Prove that $$\binom{n}{1}F_1 + \binom{n}{2}F_2 + \dots + \binom{n}{n - 1}F_{n-1} + F_n = F_{2n},$$ where $F_n$ denotes the $n$-th Fibonacci number.
I have already tried using induction. Base case $n=1$ is easy, but once I assume $n=k$ is true, I do not know how to use this to prove the case when $n=k+1$.
Thanks a lot.
On
Sometimes you can do a fairly straightforward induction proof if you prove more than what's asked for. In this case, let's prove, by induction, two identities:
$${n\choose1}F_1+{n\choose2}F_2+\cdots+{n\choose n}F_n=F_{2n}$$ and $${n\choose0}F_1+{n\choose1}F_2+\cdots+{n\choose n}F_{n+1}=F_{2n+1}$$
The base cases are easy: ${1\choose1}F_1=F_1=1=F_2$ and ${1\choose0}F_1+{1\choose1}F_2=F_1+F_2=1+1=2=F_3$.
For the inductive step, recall that
$${n+1\choose k}={n\choose k}+{n\choose k-1}$$
Thus, with apologies for the ungainliness of the formulas,
$${n+1\choose1}F_1+{n+1\choose2}F_2+\cdots+{n+1\choose n}F_n+{n+1\choose n+1}F_{n+1} =\left({n\choose1}F_1+{n\choose2}F_2+\cdots+{n\choose n}F_n \right)+\left({n\choose0}F_1+{n\choose1}F_2+\cdots+{n\choose n}F_{n+1} \right)\\ =F_{2n}+F_{2n+1}\\=F_{2n+2}$$
and (remembering that $F_0=0$)
$${n+1\choose0}F_1+{n+1\choose1}F_2+\cdots+{n+1\choose n}F_{n+1}+{n+1\choose n+1}F_{n+2} =\left({n\choose0}F_1+{n\choose1}F_2+\cdots+{n\choose n}F_{n+1} \right)+\left({n\choose0}F_2+{n\choose1}F_3+\cdots+{n\choose n}F_{n+2} \right) =\left({n\choose0}F_1+{n\choose1}F_2+\cdots+{n\choose n}F_{n+1} \right)+\left({n\choose0}(F_1+F_0)+{n\choose1}(F_2+F_1)+\cdots+{n\choose n}(F_{n+1}+F_n) \right) =2\left({n\choose0}F_1+{n\choose1}F_2+\cdots+{n\choose n}F_{n+1} \right)+\left({n\choose1}F_1+{n\choose2}F_2+\cdots+{n\choose n}F_n \right)\\ =2F_{2n+1}+F_{2n}\\=F_{2n+1}+(F_{2n+1}+F_{2n})\\=F_{2n+1}+F_{2n+2}\\=F_{2n+3}$$
Remark: I did not know the second identity in advance. Basically I just started writing out the inductive step for the first identity, as shown, and saw there was a second identity that needed to be proved.

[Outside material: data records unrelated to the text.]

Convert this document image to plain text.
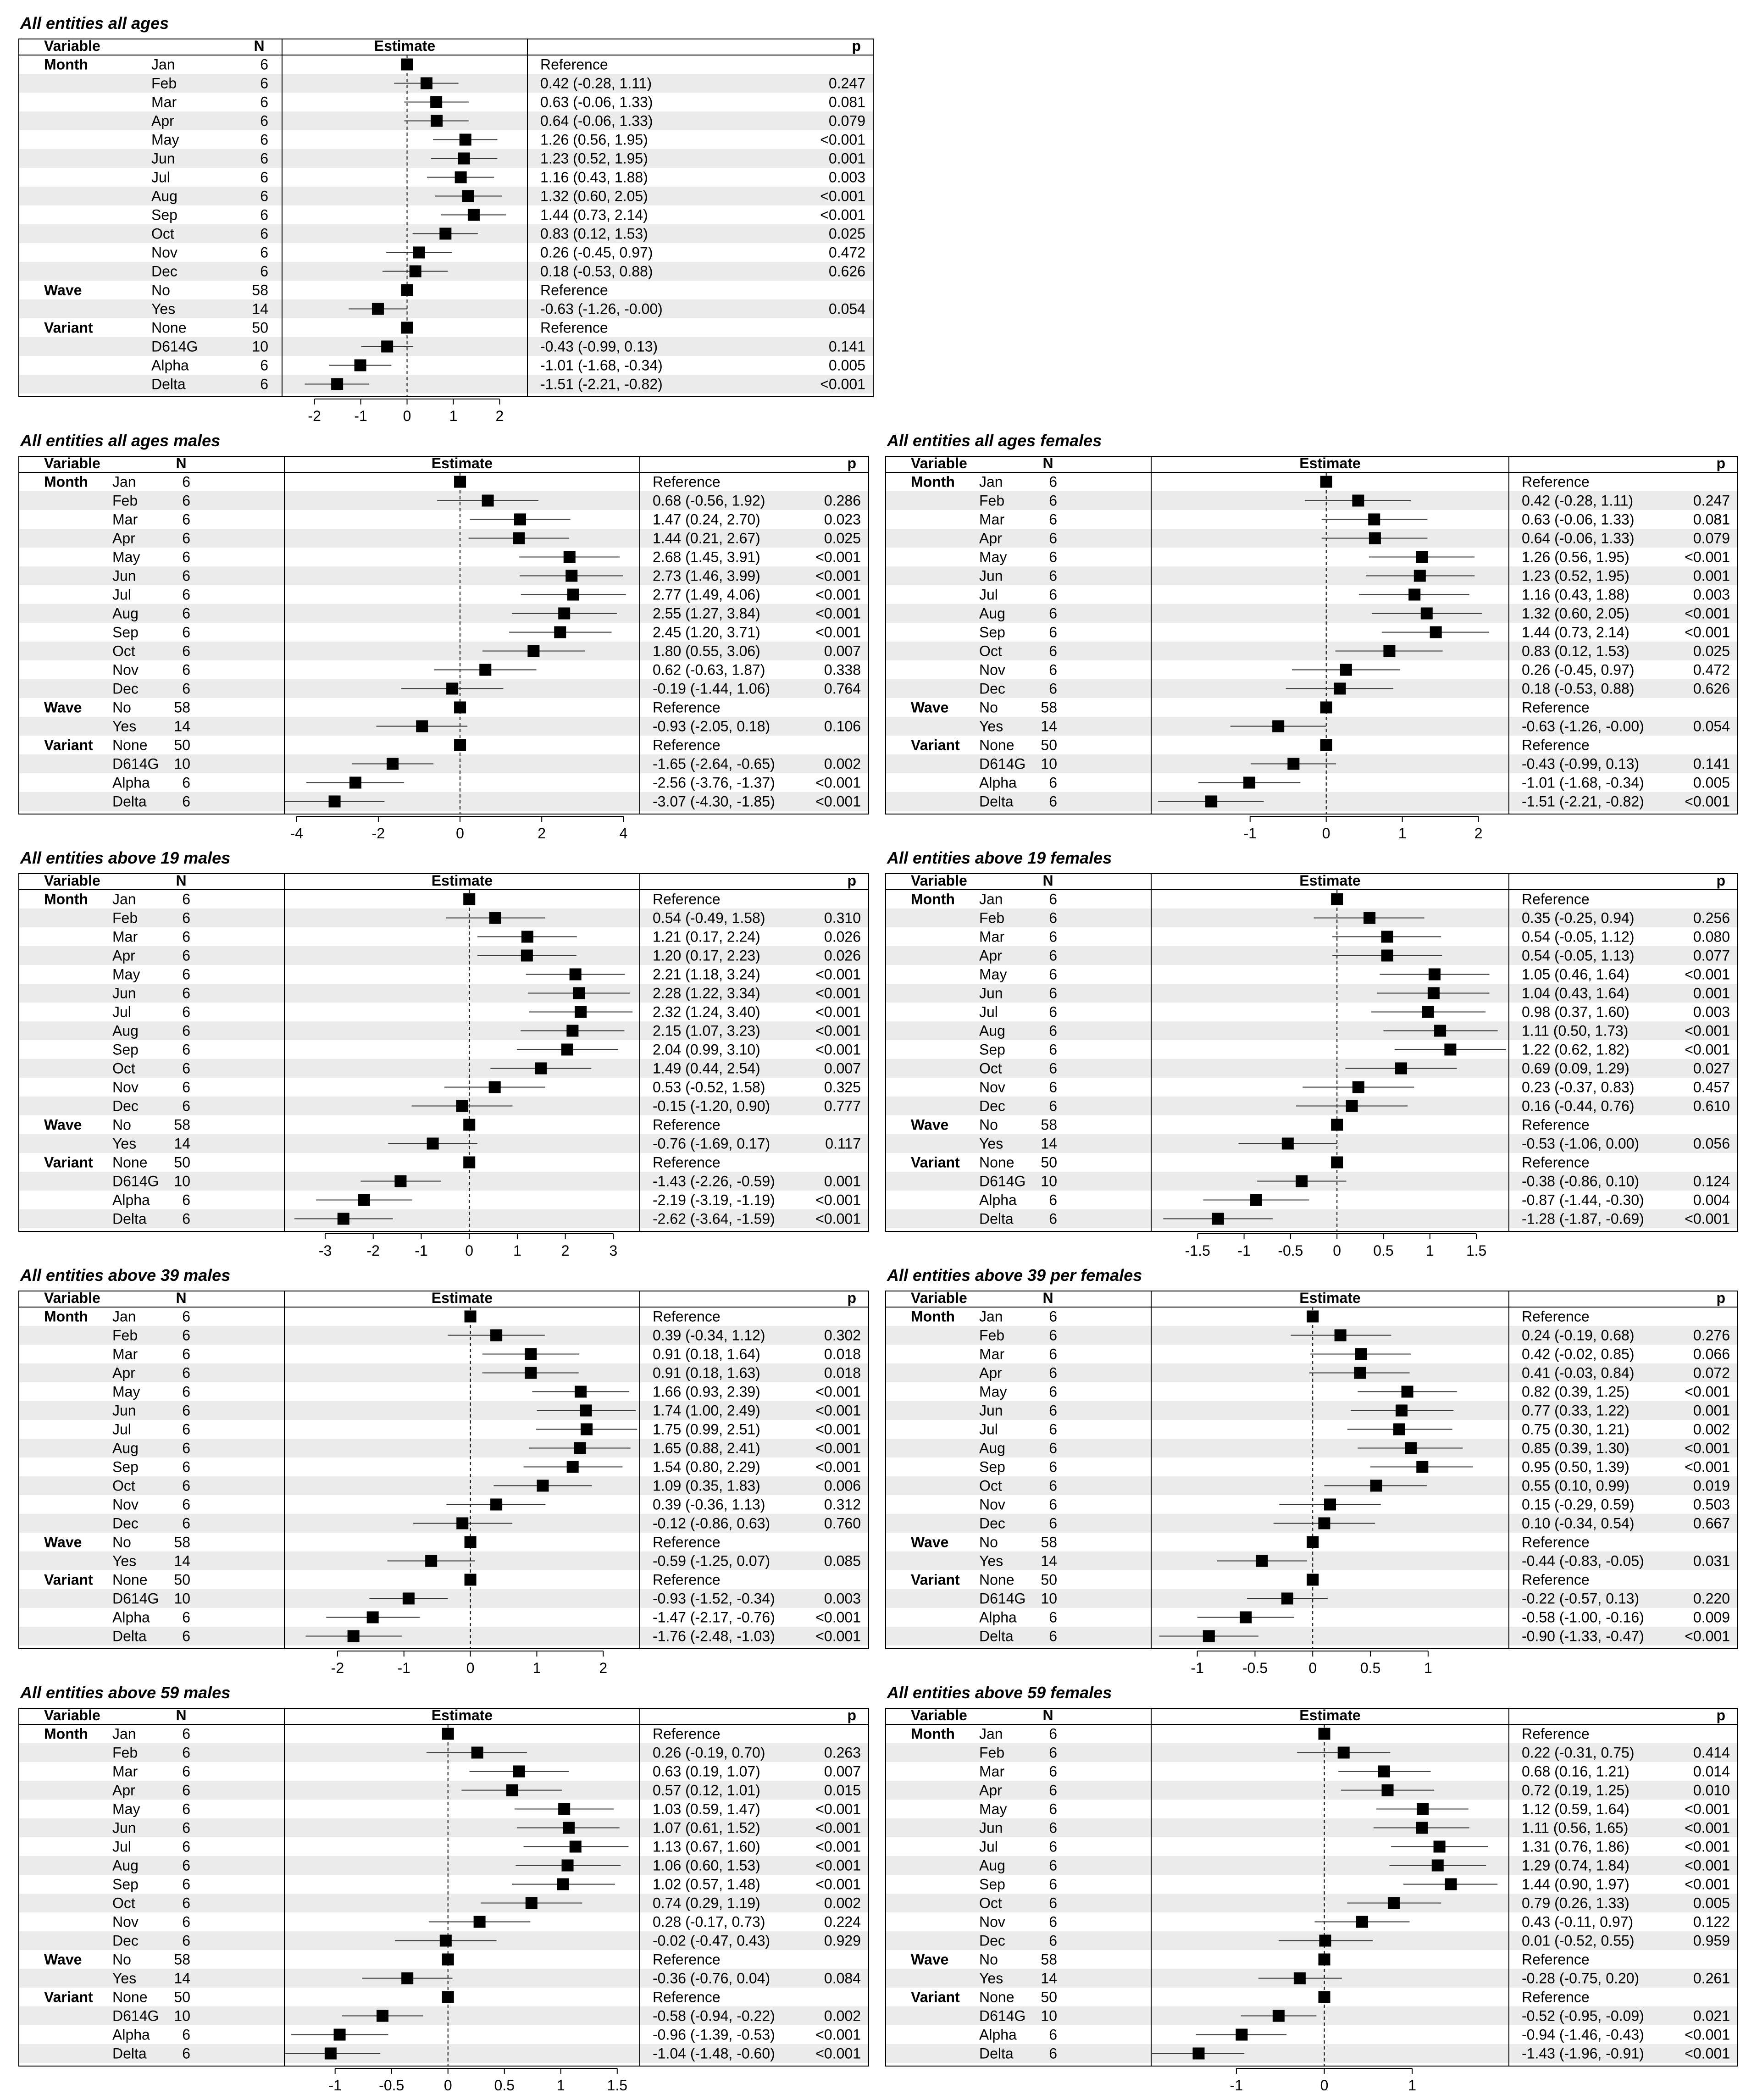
All entities all ages
Variable	N	Estimate	p
Month	Jan	6	Reference
Feb	6	0.42 (-0.28, 1.11)	0.247
Mar	6	0.63 (-0.06, 1.33)	0.081
Apr	6	0.64 (-0.06, 1.33)	0.079
May	6	1.26 (0.56, 1.95)	<0.001
Jun	6	1.23 (0.52, 1.95)	0.001
Jul	6	1.16 (0.43, 1.88)	0.003
Aug	6	1.32 (0.60, 2.05)	<0.001
Sep	6	1.44 (0.73, 2.14)	<0.001
Oct	6	0.83 (0.12, 1.53)	0.025
Nov	6	0.26 (-0.45, 0.97)	0.472
Dec	6	0.18 (-0.53, 0.88)	0.626
Wave	No	58	Reference
Yes	14	-0.63 (-1.26, -0.00)	0.054
Variant	None	50	Reference
D614G	10	-0.43 (-0.99, 0.13)	0.141
Alpha	6	-1.01 (-1.68, -0.34)	0.005
Delta	6	-1.51 (-2.21, -0.82)	<0.001
-2 -1 0	1	2
All entities all ages males
Variable	N	Estimate	p
Month Jan	6	Reference
Feb	6	0.68 (-0.56, 1.92)	0.286
Mar	6	1.47 (0.24, 2.70)	0.023
Apr	6	1.44 (0.21, 2.67)	0.025
May	6	2.68 (1.45, 3.91)	<0.001
Jun	6	2.73 (1.46, 3.99)	<0.001
Jul	6	2.77 (1.49, 4.06)	<0.001
Aug	6	2.55 (1.27, 3.84)	<0.001
Sep	6	2.45 (1.20, 3.71)	<0.001
Oct	6	1.80 (0.55, 3.06)	0.007
Nov	6	0.62 (-0.63, 1.87)	0.338
Dec	6	-0.19 (-1.44, 1.06)	0.764
Wave No	58	Reference
Yes	14	-0.93 (-2.05, 0.18)	0.106
Variant None 50	Reference
D614G 10	-1.65 (-2.64, -0.65)	0.002
Alpha 6	-2.56 (-3.76, -1.37)	<0.001
Delta 6	-3.07 (-4.30, -1.85)	<0.001
-4	-2	0	2	4
All entities all ages females
Variable	N	Estimate	p
Month Jan	6	Reference
Feb	6	0.42 (-0.28, 1.11)	0.247
Mar	6	0.63 (-0.06, 1.33)	0.081
Apr	6	0.64 (-0.06, 1.33)	0.079
May	6	1.26 (0.56, 1.95)	<0.001
Jun	6	1.23 (0.52, 1.95)	0.001
Jul	6	1.16 (0.43, 1.88)	0.003
Aug	6	1.32 (0.60, 2.05)	<0.001
Sep	6	1.44 (0.73, 2.14)	<0.001
Oct	6	0.83 (0.12, 1.53)	0.025
Nov	6	0.26 (-0.45, 0.97)	0.472
Dec	6	0.18 (-0.53, 0.88)	0.626
Wave No	58	Reference
Yes	14	-0.63 (-1.26, -0.00)	0.054
Variant None 50	Reference
D614G 10	-0.43 (-0.99, 0.13)	0.141
Alpha 6	-1.01 (-1.68, -0.34)	0.005
Delta 6	-1.51 (-2.21, -0.82)	<0.001
-1	0	1	2
All entities above 19 males
Variable	N	Estimate	p
Month Jan	6	Reference
Feb	6	0.54 (-0.49, 1.58)	0.310
Mar	6	1.21 (0.17, 2.24)	0.026
Apr	6	1.20 (0.17, 2.23)	0.026
May	6	2.21 (1.18, 3.24)	<0.001
Jun	6	2.28 (1.22, 3.34)	<0.001
Jul	6	2.32 (1.24, 3.40)	<0.001
Aug	6	2.15 (1.07, 3.23)	<0.001
Sep	6	2.04 (0.99, 3.10)	<0.001
Oct	6	1.49 (0.44, 2.54)	0.007
Nov	6	0.53 (-0.52, 1.58)	0.325
Dec	6	-0.15 (-1.20, 0.90)	0.777
Wave No	58	Reference
Yes	14	-0.76 (-1.69, 0.17)	0.117
Variant None 50	Reference
D614G 10	-1.43 (-2.26, -0.59)	0.001
Alpha 6	-2.19 (-3.19, -1.19)	<0.001
Delta 6	-2.62 (-3.64, -1.59)	<0.001
-3 -2 -1	0	1	2	3
All entities above 19 females
Variable	N	Estimate	p
Month Jan	6	Reference
Feb	6	0.35 (-0.25, 0.94)	0.256
Mar	6	0.54 (-0.05, 1.12)	0.080
Apr	6	0.54 (-0.05, 1.13)	0.077
May	6	1.05 (0.46, 1.64)	<0.001
Jun	6	1.04 (0.43, 1.64)	0.001
Jul	6	0.98 (0.37, 1.60)	0.003
Aug	6	1.11 (0.50, 1.73)	<0.001
Sep	6	1.22 (0.62, 1.82)	<0.001
Oct	6	0.69 (0.09, 1.29)	0.027
Nov	6	0.23 (-0.37, 0.83)	0.457
Dec	6	0.16 (-0.44, 0.76)	0.610
Wave No	58	Reference
Yes	14	-0.53 (-1.06, 0.00)	0.056
Variant None 50	Reference
D614G 10	-0.38 (-0.86, 0.10)	0.124
Alpha 6	-0.87 (-1.44, -0.30)	0.004
Delta 6	-1.28 (-1.87, -0.69)	<0.001
-1.5 -1 -0.5 0 0.5 1 1.5
All entities above 39 males
Variable	N	Estimate	p
Month Jan	6	Reference
Feb	6	0.39 (-0.34, 1.12)	0.302
Mar	6	0.91 (0.18, 1.64)	0.018
Apr	6	0.91 (0.18, 1.63)	0.018
May	6	1.66 (0.93, 2.39)	<0.001
Jun	6	1.74 (1.00, 2.49)	<0.001
Jul	6	1.75 (0.99, 2.51)	<0.001
Aug	6	1.65 (0.88, 2.41)	<0.001
Sep	6	1.54 (0.80, 2.29)	<0.001
Oct	6	1.09 (0.35, 1.83)	0.006
Nov	6	0.39 (-0.36, 1.13)	0.312
Dec	6	-0.12 (-0.86, 0.63)	0.760
Wave No	58	Reference
Yes	14	-0.59 (-1.25, 0.07)	0.085
Variant None 50	Reference
D614G 10	-0.93 (-1.52, -0.34)	0.003
Alpha 6	-1.47 (-2.17, -0.76)	<0.001
Delta 6	-1.76 (-2.48, -1.03)	<0.001
-2	-1	0	1	2
All entities above 39 per females
Variable	N	Estimate	p
Month Jan	6	Reference
Feb	6	0.24 (-0.19, 0.68)	0.276
Mar	6	0.42 (-0.02, 0.85)	0.066
Apr	6	0.41 (-0.03, 0.84)	0.072
May	6	0.82 (0.39, 1.25)	<0.001
Jun	6	0.77 (0.33, 1.22)	0.001
Jul	6	0.75 (0.30, 1.21)	0.002
Aug	6	0.85 (0.39, 1.30)	<0.001
Sep	6	0.95 (0.50, 1.39)	<0.001
Oct	6	0.55 (0.10, 0.99)	0.019
Nov	6	0.15 (-0.29, 0.59)	0.503
Dec	6	0.10 (-0.34, 0.54)	0.667
Wave No	58	Reference
Yes	14	-0.44 (-0.83, -0.05)	0.031
Variant None 50	Reference
D614G 10	-0.22 (-0.57, 0.13)	0.220
Alpha 6	-0.58 (-1.00, -0.16)	0.009
Delta 6	-0.90 (-1.33, -0.47)	<0.001
-1	-0.5	0	0.5	1
All entities above 59 males
Variable	N	Estimate	p
Month Jan	6	Reference
Feb	6	0.26 (-0.19, 0.70)	0.263
Mar	6	0.63 (0.19, 1.07)	0.007
Apr	6	0.57 (0.12, 1.01)	0.015
May	6	1.03 (0.59, 1.47)	<0.001
Jun	6	1.07 (0.61, 1.52)	<0.001
Jul	6	1.13 (0.67, 1.60)	<0.001
Aug	6	1.06 (0.60, 1.53)	<0.001
Sep	6	1.02 (0.57, 1.48)	<0.001
Oct	6	0.74 (0.29, 1.19)	0.002
Nov	6	0.28 (-0.17, 0.73)	0.224
Dec	6	-0.02 (-0.47, 0.43)	0.929
Wave No	58	Reference
Yes	14	-0.36 (-0.76, 0.04)	0.084
Variant None 50	Reference
D614G 10	-0.58 (-0.94, -0.22)	0.002
Alpha 6	-0.96 (-1.39, -0.53)	<0.001
Delta 6	-1.04 (-1.48, -0.60)	<0.001
-1	-0.5	0	0.5	1	1.5
All entities above 59 females
Variable	N	Estimate	p
Month Jan	6	Reference
Feb	6	0.22 (-0.31, 0.75)	0.414
Mar	6	0.68 (0.16, 1.21)	0.014
Apr	6	0.72 (0.19, 1.25)	0.010
May	6	1.12 (0.59, 1.64)	<0.001
Jun	6	1.11 (0.56, 1.65)	<0.001
Jul	6	1.31 (0.76, 1.86)	<0.001
Aug	6	1.29 (0.74, 1.84)	<0.001
Sep	6	1.44 (0.90, 1.97)	<0.001
Oct	6	0.79 (0.26, 1.33)	0.005
Nov	6	0.43 (-0.11, 0.97)	0.122
Dec	6	0.01 (-0.52, 0.55)	0.959
Wave No	58	Reference
Yes	14	-0.28 (-0.75, 0.20)	0.261
Variant None 50	Reference
D614G 10	-0.52 (-0.95, -0.09)	0.021
Alpha 6	-0.94 (-1.46, -0.43)	<0.001
Delta 6	-1.43 (-1.96, -0.91)	<0.001
-1	0	1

You may use induction by recalling the recursive formulas for the binomial coefficients and the Fibonacci numbers. For a direct proof use the Binet's formula $$F_n=\frac{\varphi^n-(-1/\varphi)^{n}}{\sqrt{5}}$$ where $\varphi=\frac{1+\sqrt{5}}{2}$ and $-1/\varphi$ are the solutions of the equation $x^2=x+1$, and the binomial theorem $$\sum_{k=0}^n\binom{n}{k}a^k=(1+a)^n.$$ Can you take it from here?